In time of crisis of the magnitude Nigeria is experiencing, party ideologues and publicists ought to be the frontier heroes. Comrade Salihu Lukman’s attempt to subject position the All Progressives Congress, (APC) as, indeed, a party in power with capacity to think and enact government and governance would seem to be perfectly in order. This is more so in view of the need to strive towards accommodating all narratives rather than decide, ab initio, that only some views are good and otherwise. What critics are pointing out, however, is whether any political party exists in Nigeria that deserves to be publicised after what many are calling the 16 year disaster of the People’s Democratic Party, (PDP) followed by six years of President Buhari’s tragedy.
In their capacity as self-proclaimed party leaders, each of the two warlords – Chief Obasanjo and Gen Buhari – simply set out to restructure each of the bouncing babies handed over to them in the image of the commandist and hierarchical structure of their military profession. It must have been the most painful reality watching Obasanjo dismantle the PDP’s Board of Trustees, (BOT), for instance. The BOT is the mechanism aimed at checkmating a sitting president’s temptations to dictatorship. Dismantling it was exactly what Obasanjo did by routing each of the original members of the board one after the other between 1999 and 2004. These were individuals who, by pedigree, were expected to be above the lucre of money, contracts, women or appointment; individuals who could tell the president to his face that a particular line of action could only lead to ruination. Buhari had done nothing less than borrow Obasanjo’s script though in a different way. The generalised belief is that the APC died immediately after Buhari’s victory in 2015. The military’s contempt for politics and political parties as noisy distractions came full circle in both Obasanjo and Buhari.
This is why Comrade Salihu Lukman, the author of the book on the cover picture of this story, is either such a determined ideologue to roll out the sleeves for any political party in Nigeria today or just enacting an interesting but opaque agenda in consistently arguing the APC case. If the APC were to, magically, overcome its current crisis of mission and escape Nigeria collapsing on it, then he would have earned a space for himself in the party’s Hall of Fame and even in Nigeria by documenting his punditry on the party. If the opposite happens, then he would have successfully documented his complicity in mass suffering brought about by the party since 2016 to date.

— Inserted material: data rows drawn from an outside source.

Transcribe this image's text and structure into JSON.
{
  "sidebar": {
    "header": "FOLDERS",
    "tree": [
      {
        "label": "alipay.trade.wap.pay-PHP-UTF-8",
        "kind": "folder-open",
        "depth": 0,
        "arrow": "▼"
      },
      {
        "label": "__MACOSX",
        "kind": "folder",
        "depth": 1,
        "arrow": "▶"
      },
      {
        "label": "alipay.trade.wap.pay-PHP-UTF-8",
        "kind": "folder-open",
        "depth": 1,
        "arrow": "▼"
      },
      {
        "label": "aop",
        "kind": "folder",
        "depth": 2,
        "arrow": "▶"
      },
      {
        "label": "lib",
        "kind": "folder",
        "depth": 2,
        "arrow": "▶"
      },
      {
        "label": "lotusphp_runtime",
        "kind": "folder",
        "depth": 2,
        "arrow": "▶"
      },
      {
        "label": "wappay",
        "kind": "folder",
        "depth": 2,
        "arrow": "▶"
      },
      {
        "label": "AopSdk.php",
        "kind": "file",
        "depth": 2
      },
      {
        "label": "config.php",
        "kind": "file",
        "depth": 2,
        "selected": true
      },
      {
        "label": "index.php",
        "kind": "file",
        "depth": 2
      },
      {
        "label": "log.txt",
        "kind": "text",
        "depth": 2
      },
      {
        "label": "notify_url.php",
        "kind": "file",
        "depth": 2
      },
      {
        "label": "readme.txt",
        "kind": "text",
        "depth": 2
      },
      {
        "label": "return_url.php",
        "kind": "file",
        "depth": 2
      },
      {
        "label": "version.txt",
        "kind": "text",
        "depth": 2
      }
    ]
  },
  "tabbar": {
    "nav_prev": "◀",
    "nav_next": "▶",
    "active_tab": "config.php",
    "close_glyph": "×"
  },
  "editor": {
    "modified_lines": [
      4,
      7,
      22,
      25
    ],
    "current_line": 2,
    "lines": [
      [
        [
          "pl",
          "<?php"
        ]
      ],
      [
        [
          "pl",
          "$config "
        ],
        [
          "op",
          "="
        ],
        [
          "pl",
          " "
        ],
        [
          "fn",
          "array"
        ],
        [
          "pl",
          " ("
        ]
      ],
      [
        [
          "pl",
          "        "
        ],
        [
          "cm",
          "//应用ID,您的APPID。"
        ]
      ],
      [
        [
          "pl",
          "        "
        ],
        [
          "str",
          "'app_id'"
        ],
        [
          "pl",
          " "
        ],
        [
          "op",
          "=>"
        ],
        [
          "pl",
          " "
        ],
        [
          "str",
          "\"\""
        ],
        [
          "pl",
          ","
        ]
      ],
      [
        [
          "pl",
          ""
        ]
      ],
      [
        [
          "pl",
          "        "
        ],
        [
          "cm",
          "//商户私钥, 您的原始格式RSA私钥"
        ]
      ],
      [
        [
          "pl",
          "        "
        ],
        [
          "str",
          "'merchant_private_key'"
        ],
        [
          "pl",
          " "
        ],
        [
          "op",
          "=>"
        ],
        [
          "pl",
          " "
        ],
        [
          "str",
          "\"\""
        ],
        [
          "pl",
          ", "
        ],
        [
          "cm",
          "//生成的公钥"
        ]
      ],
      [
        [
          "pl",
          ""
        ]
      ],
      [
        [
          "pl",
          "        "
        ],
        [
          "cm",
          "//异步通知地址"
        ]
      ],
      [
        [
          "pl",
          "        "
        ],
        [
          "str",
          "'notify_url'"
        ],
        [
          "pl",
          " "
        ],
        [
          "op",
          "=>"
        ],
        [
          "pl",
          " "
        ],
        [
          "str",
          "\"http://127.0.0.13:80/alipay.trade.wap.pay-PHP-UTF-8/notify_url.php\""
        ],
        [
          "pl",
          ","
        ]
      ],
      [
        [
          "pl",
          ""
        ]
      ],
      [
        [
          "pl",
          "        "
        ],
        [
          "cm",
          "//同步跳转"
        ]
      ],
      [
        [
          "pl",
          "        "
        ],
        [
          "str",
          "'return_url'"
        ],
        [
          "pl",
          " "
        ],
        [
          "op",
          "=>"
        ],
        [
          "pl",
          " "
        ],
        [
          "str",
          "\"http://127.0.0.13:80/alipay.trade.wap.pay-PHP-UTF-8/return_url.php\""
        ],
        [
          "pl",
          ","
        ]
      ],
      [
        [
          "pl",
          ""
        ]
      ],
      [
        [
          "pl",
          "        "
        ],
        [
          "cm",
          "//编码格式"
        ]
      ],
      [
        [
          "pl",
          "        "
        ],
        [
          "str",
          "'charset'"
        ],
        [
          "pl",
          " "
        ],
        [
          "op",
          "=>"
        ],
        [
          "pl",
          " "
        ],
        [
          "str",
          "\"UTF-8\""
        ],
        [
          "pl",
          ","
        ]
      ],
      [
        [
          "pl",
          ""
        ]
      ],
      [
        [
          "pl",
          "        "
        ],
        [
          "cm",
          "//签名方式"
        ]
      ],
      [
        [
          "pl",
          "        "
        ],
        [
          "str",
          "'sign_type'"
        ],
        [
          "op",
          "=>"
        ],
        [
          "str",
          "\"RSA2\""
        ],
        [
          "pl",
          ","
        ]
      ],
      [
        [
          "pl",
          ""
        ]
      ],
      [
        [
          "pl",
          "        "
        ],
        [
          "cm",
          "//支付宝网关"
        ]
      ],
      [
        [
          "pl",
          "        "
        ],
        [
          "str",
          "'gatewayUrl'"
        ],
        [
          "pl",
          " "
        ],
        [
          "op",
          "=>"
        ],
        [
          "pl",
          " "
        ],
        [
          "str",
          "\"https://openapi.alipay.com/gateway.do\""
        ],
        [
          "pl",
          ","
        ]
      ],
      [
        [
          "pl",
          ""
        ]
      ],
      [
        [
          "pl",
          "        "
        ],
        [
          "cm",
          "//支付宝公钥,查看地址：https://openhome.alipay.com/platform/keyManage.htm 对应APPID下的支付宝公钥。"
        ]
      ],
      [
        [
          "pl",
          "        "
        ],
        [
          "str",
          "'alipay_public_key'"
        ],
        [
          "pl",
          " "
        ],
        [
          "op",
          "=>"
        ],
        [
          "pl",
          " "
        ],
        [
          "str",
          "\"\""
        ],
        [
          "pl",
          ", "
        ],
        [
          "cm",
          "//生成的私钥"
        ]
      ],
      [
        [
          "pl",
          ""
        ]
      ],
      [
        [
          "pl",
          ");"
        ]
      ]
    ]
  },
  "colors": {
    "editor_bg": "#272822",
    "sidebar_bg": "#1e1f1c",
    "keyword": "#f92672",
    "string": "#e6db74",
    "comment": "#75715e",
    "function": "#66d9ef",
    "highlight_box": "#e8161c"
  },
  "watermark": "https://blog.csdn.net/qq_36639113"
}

Whichever of these possibilities happens to be the case, we are, in the meantime, compelled to read this book in spite of the context of its emergence. This is because we cannot make a more nuanced assessment of the text, the party and its government without doing so, especially in terms of that conclusive rating of the government now generally regarded as bungling all the way. So, can we reconvene here after a very context sensitive reading of Comrade Lukman’s text as offered in The APC’s Litmus Test?